SCOTUS hears oral arguments in First Amendment case out of Texas

The U.S. Supreme Court is considering whether a local ordinance regulating the location of digital billboards in Austin, Texas violates the First Amendment.

According to the Washington Examiner, the nine justices heard oral arguments in the case on Wednesday.

Regulating free speech?

Although the Supreme Court will be considering a general question — namely, whether the local law is constitutional — the case stems from a single incident.

The city of Austin reportedly denied two permit applications from Reagan National Advertising, which was looking to replace existing roadside signs with digital ones. The law forbids such changes.

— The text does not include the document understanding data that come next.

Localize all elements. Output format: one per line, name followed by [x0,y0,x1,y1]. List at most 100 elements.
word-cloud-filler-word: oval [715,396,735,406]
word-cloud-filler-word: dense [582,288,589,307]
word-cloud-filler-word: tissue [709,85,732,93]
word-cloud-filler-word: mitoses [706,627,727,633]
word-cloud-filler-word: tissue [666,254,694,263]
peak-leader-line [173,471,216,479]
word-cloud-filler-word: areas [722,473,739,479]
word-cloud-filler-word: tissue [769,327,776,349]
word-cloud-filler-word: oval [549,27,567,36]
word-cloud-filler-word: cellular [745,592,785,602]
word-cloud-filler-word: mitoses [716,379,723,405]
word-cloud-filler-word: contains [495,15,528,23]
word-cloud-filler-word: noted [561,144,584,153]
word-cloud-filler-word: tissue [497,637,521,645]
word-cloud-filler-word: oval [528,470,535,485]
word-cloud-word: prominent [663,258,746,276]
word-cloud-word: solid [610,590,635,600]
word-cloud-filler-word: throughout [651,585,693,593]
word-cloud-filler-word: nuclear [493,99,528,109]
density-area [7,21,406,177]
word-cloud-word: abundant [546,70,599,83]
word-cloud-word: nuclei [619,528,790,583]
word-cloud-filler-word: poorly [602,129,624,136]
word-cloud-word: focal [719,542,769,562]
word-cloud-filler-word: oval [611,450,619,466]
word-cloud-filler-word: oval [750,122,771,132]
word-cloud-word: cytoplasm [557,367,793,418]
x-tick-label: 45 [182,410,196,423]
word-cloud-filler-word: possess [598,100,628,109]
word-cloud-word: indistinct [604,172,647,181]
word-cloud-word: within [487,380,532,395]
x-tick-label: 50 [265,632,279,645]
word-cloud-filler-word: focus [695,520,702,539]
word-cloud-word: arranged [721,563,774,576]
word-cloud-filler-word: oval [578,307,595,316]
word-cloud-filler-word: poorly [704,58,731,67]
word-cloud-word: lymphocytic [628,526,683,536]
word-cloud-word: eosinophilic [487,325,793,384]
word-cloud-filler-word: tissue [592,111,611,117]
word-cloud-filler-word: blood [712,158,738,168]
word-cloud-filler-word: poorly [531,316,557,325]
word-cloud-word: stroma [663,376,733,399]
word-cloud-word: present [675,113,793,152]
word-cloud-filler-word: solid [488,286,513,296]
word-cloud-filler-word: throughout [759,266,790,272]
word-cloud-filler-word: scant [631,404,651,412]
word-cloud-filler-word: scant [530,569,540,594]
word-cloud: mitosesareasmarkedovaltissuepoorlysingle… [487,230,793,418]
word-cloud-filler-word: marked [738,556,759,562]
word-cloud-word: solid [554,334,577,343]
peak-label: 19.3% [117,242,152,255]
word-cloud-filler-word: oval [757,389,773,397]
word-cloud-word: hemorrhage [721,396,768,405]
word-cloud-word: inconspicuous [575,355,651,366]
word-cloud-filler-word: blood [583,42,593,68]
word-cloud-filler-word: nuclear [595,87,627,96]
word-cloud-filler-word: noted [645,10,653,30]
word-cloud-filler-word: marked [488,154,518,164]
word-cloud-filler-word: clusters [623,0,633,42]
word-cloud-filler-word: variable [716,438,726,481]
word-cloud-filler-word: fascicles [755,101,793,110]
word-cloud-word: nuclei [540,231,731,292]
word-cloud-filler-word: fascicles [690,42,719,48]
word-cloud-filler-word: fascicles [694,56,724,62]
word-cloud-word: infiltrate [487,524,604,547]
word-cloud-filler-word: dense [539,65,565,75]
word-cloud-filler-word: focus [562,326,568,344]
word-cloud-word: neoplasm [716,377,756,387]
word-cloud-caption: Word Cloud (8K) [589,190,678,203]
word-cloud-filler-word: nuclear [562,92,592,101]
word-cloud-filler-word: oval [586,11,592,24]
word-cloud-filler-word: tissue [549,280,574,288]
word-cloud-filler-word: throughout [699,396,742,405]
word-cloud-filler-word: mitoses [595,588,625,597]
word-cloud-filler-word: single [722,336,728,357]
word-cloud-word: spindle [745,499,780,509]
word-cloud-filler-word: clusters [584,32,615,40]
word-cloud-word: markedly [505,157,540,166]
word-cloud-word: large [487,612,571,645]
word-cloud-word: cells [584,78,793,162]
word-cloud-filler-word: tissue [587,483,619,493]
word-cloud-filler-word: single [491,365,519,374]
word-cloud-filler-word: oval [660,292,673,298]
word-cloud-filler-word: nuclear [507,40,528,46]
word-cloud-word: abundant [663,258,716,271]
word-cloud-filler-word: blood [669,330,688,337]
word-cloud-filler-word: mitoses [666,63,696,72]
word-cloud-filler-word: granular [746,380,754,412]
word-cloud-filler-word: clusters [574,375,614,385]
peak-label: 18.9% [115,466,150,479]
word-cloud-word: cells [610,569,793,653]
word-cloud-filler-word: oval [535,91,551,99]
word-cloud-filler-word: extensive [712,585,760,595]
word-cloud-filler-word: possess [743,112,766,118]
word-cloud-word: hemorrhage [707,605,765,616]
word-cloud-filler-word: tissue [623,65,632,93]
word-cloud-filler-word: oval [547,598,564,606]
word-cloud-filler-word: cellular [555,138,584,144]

According to the Examiner, the law is meant to preserve Austin’s skyline and to prevent drivers from being distracted. One of the quirks of the measure is that it still allows businesses to place digital billboards on their properties to advertise their products, but it stops them from advertising elsewhere, including on roadsides.

After its permit applications were denied, Reagan National Advertising brought a lawsuit against the city of Austin. That was back in 2017.

Initially, the group lost after a federal judge upheld Austin’s law, finding it to be a permissible content-neutral restriction. This ruling was reversed at the circuit court level, however. The court cited SCOTUS precedent in ruling that the city’s law violated the free speech clause of the First Amendment.

“Illogical” law?

The justices on the Supreme Court bench decided to take on the case after the lower courts failed to reach a clear outcome.

During oral arguments on Wednesday, Justice Clarence Thomas appeared skeptical of the claim that Austin’s law is a permissible content-neutral restriction.

“I don’t understand how that’s not content-based if I could say ‘Eat at Franklin’s’ if I’m at Franklin’s, but I can’t say it if I’m at McDonald’s or some other place,” Thomas said, according to the Examiner.

Justice Sonia Sotomayor, however, reasoned differently: “I think it’s illogical and contrary to any common sense to think that a regulation that says…only states can put up directional signs on highways, that that’s content-based.”

The justices are not expected to issue a final ruling in the case until next year.